プレガバリン (リリカ)・ミロガバリン(タリージェ)
この2つは兄弟のような薬です。神経の興奮を鎮め、疼痛やしびれを緩和します。いずれも少ない容量から開始し段階的な増量が必要であり、急な中止は症状の悪化を招く可能性があるため、注意が必要です。
・プレガバリン (リリカ): ジェネリック医薬品(後発品)も存在します。1日25mgから600mgまで用量調節が可能です。
・ミロガバリン(タリージェ): 副作用の発症頻度がリリカに比べて低いことが報告されています。一方で、用量調節の幅は狭いです。
頻用されますが、2025年1月現在、比較試験によるエビデンスはありません。両薬剤とも、効果は同等と考えられていますが、患者さんの状態や副作用、費用などを考慮して選択されます。眠気やふらつき、めまいの副作用があり相談しながら投与量や内服タイミングを決定します。

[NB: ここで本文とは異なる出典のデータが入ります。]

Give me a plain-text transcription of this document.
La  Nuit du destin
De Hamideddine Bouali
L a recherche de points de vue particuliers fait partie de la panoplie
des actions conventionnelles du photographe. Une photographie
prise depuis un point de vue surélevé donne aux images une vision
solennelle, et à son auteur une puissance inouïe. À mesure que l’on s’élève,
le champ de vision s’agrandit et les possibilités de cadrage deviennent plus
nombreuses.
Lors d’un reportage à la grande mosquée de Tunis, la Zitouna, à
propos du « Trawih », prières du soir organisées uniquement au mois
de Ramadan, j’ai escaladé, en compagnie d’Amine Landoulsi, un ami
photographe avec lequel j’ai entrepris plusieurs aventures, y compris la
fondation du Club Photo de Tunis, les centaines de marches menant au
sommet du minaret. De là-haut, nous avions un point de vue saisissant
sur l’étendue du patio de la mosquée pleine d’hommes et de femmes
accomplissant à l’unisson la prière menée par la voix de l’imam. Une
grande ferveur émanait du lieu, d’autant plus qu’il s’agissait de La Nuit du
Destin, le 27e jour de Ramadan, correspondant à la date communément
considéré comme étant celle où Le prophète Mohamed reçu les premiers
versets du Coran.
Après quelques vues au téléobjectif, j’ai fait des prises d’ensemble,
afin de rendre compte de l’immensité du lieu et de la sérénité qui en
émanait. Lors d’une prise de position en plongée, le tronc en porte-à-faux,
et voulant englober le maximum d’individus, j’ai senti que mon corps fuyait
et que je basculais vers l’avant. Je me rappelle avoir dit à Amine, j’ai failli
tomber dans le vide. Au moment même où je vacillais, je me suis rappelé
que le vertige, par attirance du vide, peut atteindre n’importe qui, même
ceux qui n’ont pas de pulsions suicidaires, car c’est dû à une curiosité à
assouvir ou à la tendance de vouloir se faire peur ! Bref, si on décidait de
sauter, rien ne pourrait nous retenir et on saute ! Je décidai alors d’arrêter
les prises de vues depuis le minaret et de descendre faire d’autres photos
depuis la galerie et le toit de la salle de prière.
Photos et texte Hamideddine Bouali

デュロキセチン (サインバルタ):唯一ランダム化比較試験によるエビデンスがある薬剤です。化学療法による末梢神経障害に対して、疼痛軽減効果が示されています。副作用として、眠気や吐き気が報告されています。
Smith EM. JAMA. 2013;309(13):1359-1367.
漢方薬
牛車腎気丸(ごしゃじんきがん): 大腸がんに対するオキサリプラチンによる末梢神経障害のしびれに対して、予防薬としての日本発のエビデンスがあります。治療薬としてのエビデンスは確立されていません。

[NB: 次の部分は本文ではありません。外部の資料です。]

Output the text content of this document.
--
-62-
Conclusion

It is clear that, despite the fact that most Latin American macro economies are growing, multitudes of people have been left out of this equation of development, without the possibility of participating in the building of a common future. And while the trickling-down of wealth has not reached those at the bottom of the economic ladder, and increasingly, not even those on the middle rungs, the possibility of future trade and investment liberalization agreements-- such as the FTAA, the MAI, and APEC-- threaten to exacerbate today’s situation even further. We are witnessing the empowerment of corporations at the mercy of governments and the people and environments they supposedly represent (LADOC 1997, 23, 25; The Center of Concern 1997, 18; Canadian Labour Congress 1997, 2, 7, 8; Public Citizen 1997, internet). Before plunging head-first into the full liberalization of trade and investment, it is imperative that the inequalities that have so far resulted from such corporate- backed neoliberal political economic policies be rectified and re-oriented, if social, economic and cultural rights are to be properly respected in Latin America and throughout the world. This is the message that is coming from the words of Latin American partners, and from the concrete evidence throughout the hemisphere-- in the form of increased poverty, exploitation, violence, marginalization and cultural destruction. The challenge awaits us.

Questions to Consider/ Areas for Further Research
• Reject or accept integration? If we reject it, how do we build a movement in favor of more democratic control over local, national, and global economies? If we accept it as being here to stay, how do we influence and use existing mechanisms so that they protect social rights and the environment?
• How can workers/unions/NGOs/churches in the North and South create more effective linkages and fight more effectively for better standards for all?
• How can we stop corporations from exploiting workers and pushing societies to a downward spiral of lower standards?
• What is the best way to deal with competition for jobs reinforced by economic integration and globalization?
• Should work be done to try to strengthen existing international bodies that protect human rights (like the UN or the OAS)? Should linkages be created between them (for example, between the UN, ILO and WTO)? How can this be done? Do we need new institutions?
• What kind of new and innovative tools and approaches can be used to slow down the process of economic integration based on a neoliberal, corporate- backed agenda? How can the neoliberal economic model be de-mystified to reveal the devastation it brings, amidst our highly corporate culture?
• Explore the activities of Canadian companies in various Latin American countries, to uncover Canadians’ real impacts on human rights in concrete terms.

Oki E. Int J Clin Oncol. 2015;20(4):767-775.
人参養栄湯(にんじんようえいとう): 胃がんに対する術後化学療法のオキサリプラチンによる末梢神経障害のしびれに対して、予防薬としての臨床試験の報告があります。

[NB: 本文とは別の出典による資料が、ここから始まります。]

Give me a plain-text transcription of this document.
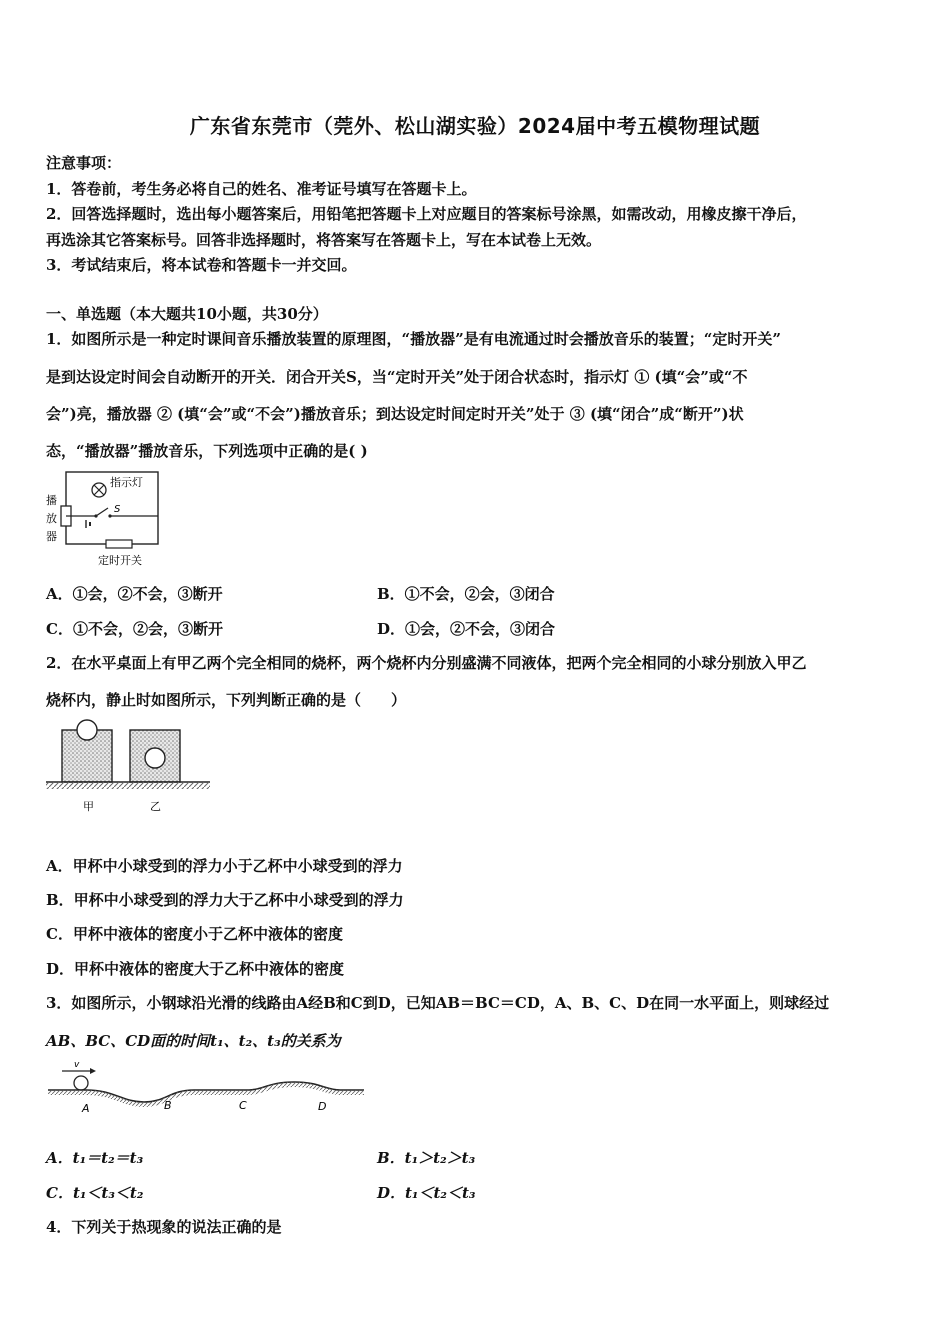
广东省东莞市（莞外、松山湖实验）2024届中考五模物理试题
注意事项：
1．答卷前，考生务必将自己的姓名、准考证号填写在答题卡上。
2．回答选择题时，选出每小题答案后，用铅笔把答题卡上对应题目的答案标号涂黑，如需改动，用橡皮擦干净后，
再选涂其它答案标号。回答非选择题时，将答案写在答题卡上，写在本试卷上无效。
3．考试结束后，将本试卷和答题卡一并交回。
一、单选题（本大题共10小题，共30分）
1．如图所示是一种定时课间音乐播放装置的原理图，“播放器”是有电流通过时会播放音乐的装置；“定时开关”
是到达设定时间会自动断开的开关．闭合开关S，当“定时开关”处于闭合状态时，指示灯 ① (填“会”或“不
会”)亮，播放器 ② (填“会”或“不会”)播放音乐；到达设定时间定时开关”处于 ③ (填“闭合”成“断开”)状
态，“播放器”播放音乐，下列选项中正确的是( )
指示灯
播
放
器
S
定时开关
A．①会，②不会，③断开	B．①不会，②会，③闭合
C．①不会，②会，③断开	D．①会，②不会，③闭合
2．在水平桌面上有甲乙两个完全相同的烧杯，两个烧杯内分别盛满不同液体，把两个完全相同的小球分别放入甲乙
烧杯内，静止时如图所示，下列判断正确的是（　　）
甲	乙
A．甲杯中小球受到的浮力小于乙杯中小球受到的浮力
B．甲杯中小球受到的浮力大于乙杯中小球受到的浮力
C．甲杯中液体的密度小于乙杯中液体的密度
D．甲杯中液体的密度大于乙杯中液体的密度
3．如图所示，小钢球沿光滑的线路由A经B和C到D，已知AB＝BC＝CD，A、B、C、D在同一水平面上，则球经过
AB、BC、CD面的时间t₁、t₂、t₃的关系为
v
A	B	C	D
A．t₁＝t₂＝t₃	B．t₁＞t₂＞t₃
C．t₁＜t₃＜t₂	D．t₁＜t₂＜t₃
4．下列关于热现象的说法正确的是
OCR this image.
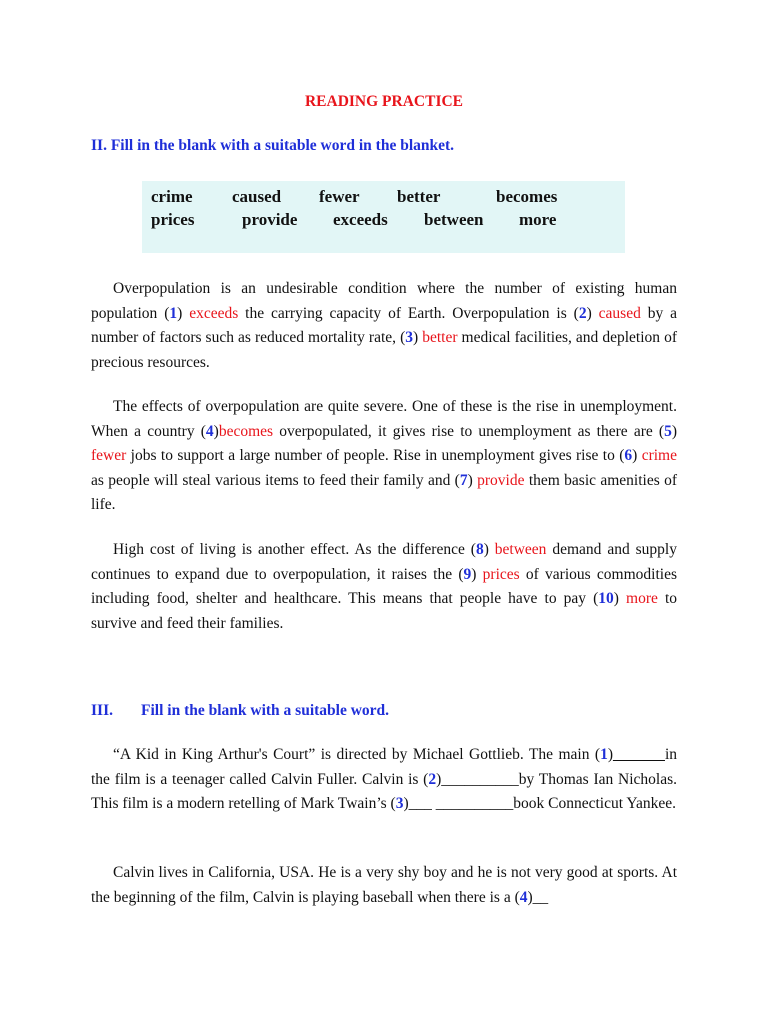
READING PRACTICE
II. Fill in the blank with a suitable word in the blanket.
crime caused fewer better	becomes
prices	provide exceeds between more

Overpopulation is an undesirable condition where the number of existing human population (1) exceeds the carrying capacity of Earth. Overpopulation is (2) caused by a number of factors such as reduced mortality rate, (3) better medical facilities, and depletion of precious resources.

The effects of overpopulation are quite severe. One of these is the rise in unemployment. When a country (4)becomes overpopulated, it gives rise to unemployment as there are (5) fewer jobs to support a large number of people. Rise in unemployment gives rise to (6) crime as people will steal various items to feed their family and (7) provide them basic amenities of life.

High cost of living is another effect. As the difference (8) between demand and supply continues to expand due to overpopulation, it raises the (9) prices of various commodities including food, shelter and healthcare. This means that people have to pay (10) more to survive and feed their families.

III. Fill in the blank with a suitable word.

“A Kid in King Arthur's Court” is directed by Michael Gottlieb. The main (1)___ ___in the film is a teenager called Calvin Fuller. Calvin is (2)__________by Thomas Ian Nicholas. This film is a modern retelling of Mark Twain’s (3)___ __________book Connecticut Yankee.

Calvin lives in California, USA. He is a very shy boy and he is not very good at sports. At the beginning of the film, Calvin is playing baseball when there is a (4)__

Motoo Y. Int J Clin Oncol. 2020;25(6):1123-1129
運動療法
適度な運動は、血流改善に寄与します。特定のエビデンスがある運動はありません。患者さんがやっている運動で多いものにはヨガ・ストレッチ・ウォーキングがあり、いずれも筋の柔軟性向上と血流改善を促します。
その他の対処法
温める:患部を温めることで血行を改善し、症状を緩和します。特に冬場は、手袋や靴下などで保温を心がけると良いでしょう。
まとめ
抗がん剤治療中のしびれは辛い症状ですが、適切な対処により、症状の緩和やQOLの改善が期待できます。希望をもって医療チームと連携し、個々の状態に合わせた対策を講じることが重要です。
治療が終了しても、しびれが完全に軽快しないこともあります。しかし、様々な治療法や対処法を組み合わせることで、症状とうまく付き合い、より快適な生活を送ることは可能です。 医療チームと共に、あなたに合った解決策を見つけていきましょう。